Question 4 True / False
After 2 time constants (t = 2τ), a first-order step response has completed approximately 95% of its total change and can be considered essentially settled.
TTrue
FFalse
Answer: False
At t = 2τ, the response is 1 − e^(−2) ≈ 0.865, meaning about 86.5% complete — not 95%. The 95% threshold is reached at approximately t = 3τ (since 1 − e^(−3) ≈ 0.950). The conventional 2% settling criterion is reached at t ≈ 4τ (since 1 − e^(−4) ≈ 0.982). The common confusion is between the 63% mark at τ, the 95% mark at 3τ, and the 98% settling at 4τ. Misidentifying the settling time leads to significant control design errors — a system that looks settled at 2τ still has 13.5% of its transient remaining.
Question 5 Short Answer
Explain why the time constant τ appears in both the step response formula and the frequency-domain bandwidth, and what this tells you about the relationship between response speed and bandwidth in a first-order system.
Think about your answer, then reveal below.
Model answer: Both come from the same underlying transfer function H(s) = 1/(τs + 1). In the time domain, the inverse Laplace transform gives y(t) = 1 − e^(−t/τ), so τ sets the timescale of the exponential decay. In the frequency domain, the magnitude |H(jω)| falls to 1/√2 (−3 dB) at ω = 1/τ, defining the bandwidth. They are two representations of the same parameter. A small τ means fast exponential rise AND large bandwidth — the system responds quickly to steps AND passes high-frequency inputs. A large τ means slow rise AND narrow bandwidth. Speed and bandwidth are not independent choices; they are two faces of the same coin.

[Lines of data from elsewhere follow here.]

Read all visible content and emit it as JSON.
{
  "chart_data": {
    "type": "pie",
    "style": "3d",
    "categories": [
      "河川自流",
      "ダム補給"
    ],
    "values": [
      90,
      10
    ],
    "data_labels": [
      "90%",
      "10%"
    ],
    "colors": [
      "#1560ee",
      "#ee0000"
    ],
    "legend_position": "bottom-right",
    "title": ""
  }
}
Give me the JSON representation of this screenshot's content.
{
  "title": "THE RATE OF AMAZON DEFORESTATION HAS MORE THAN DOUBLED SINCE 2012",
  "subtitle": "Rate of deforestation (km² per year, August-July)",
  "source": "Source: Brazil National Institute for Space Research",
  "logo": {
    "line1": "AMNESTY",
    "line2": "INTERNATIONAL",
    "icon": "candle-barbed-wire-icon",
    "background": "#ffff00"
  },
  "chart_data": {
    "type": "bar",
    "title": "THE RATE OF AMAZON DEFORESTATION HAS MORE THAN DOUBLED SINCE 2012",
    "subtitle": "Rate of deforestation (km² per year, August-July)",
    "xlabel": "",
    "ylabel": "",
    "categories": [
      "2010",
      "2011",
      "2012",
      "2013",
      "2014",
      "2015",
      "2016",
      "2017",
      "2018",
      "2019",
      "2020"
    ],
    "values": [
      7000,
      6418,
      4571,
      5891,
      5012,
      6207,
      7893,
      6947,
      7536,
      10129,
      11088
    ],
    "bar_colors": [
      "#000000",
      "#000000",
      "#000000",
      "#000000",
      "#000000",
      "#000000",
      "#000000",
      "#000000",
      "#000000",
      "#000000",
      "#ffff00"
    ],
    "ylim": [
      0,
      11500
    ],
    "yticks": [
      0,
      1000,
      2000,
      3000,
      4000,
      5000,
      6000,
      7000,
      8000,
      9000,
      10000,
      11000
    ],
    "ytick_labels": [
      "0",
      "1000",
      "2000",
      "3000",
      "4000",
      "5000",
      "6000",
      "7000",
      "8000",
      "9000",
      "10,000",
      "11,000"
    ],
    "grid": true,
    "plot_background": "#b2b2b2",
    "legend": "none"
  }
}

This duality is a fundamental property of linear time-invariant systems: the step response and the frequency response are Fourier-transform pairs. Fast systems (small τ) have high bandwidth because they can faithfully track rapidly changing inputs; slow systems (large τ) behave as low-pass filters, smoothing out rapid variations. In design, increasing bandwidth (to get faster response) always comes at a cost — typically sensitivity to high-frequency noise. This tradeoff between speed and noise rejection runs throughout control systems design.